About two years ago he watched The Metros at the Brixton Windmill the night England lost to Portugal in the World Cup.
Jak said: "He was really upset and spent most of the night outside crying but took an interest in us."
At the time, the band were still in school, before they began to record and perform last year. They sold about 10,000 copies of their first single, Education Pt 2, and are hoping that their next single will be even more successful.
For most of 2008, they have been on tour all over the country playing in venues from Southhampton to Aberdeen.
Jak said: "We have been away lately so have not been keeping up with the music scene but have mostly been listening to the Mystery Jets on our tour bus."
They recently played a gig with Madness at the Royal Albert Hall and are playing at a number of festivals this summer including Glastonbury, Reading, Leeds, T in the Park, Oxygen and Summersonic in Japan.
Jak said: "We are really looking forward to playing the Left Field at Glastonbury on Friday night and in Tokyo and Osaka in August.
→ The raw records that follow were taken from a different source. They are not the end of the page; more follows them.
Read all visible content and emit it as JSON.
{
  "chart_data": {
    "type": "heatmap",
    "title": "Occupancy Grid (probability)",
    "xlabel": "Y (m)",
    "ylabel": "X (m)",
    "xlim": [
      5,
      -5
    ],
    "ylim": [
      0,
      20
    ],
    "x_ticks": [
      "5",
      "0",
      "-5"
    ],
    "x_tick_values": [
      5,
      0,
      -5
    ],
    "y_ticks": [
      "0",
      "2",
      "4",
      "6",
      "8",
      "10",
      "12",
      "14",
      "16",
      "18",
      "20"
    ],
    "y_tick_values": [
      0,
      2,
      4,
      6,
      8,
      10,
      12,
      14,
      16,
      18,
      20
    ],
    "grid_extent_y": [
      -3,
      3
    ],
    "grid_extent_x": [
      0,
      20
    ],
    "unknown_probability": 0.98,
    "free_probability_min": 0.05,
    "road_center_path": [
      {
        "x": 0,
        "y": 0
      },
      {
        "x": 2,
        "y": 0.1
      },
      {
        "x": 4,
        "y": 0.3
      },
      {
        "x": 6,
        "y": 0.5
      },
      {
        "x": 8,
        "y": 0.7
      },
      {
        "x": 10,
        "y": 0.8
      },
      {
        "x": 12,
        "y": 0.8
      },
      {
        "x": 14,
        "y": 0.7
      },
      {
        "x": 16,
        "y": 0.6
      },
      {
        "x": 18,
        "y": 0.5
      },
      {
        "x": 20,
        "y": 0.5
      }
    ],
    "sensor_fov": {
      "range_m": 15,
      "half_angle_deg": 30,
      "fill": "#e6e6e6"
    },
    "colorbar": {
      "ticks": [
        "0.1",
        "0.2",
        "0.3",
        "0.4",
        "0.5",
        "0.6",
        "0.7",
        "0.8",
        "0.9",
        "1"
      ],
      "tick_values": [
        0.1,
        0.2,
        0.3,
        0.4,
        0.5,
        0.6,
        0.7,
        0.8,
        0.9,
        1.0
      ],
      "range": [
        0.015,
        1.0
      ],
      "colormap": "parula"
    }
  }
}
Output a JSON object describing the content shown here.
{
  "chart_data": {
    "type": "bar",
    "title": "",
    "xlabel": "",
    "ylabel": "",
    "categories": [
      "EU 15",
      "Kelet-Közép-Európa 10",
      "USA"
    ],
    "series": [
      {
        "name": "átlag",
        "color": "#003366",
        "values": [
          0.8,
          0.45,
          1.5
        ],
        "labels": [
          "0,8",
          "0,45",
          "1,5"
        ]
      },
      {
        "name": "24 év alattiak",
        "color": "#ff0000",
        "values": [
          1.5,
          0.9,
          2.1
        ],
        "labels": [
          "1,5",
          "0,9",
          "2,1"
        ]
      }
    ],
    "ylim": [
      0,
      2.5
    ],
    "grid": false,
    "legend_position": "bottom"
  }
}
"It is quite an achievement to go out to Japan and we are really excited about playing there as everybody wants to go there. But our favourite place to play is in London. We love to play surrounded by our friends and people who love our music".
The band is releasing their first album in September and have not yet decided on a name. They have considered Soap Dodgers Anonymous which they think describes them well but are open to suggestions.
They are also looking to expand the band with a saxophone and keyboard player and plan to record a second album in the future.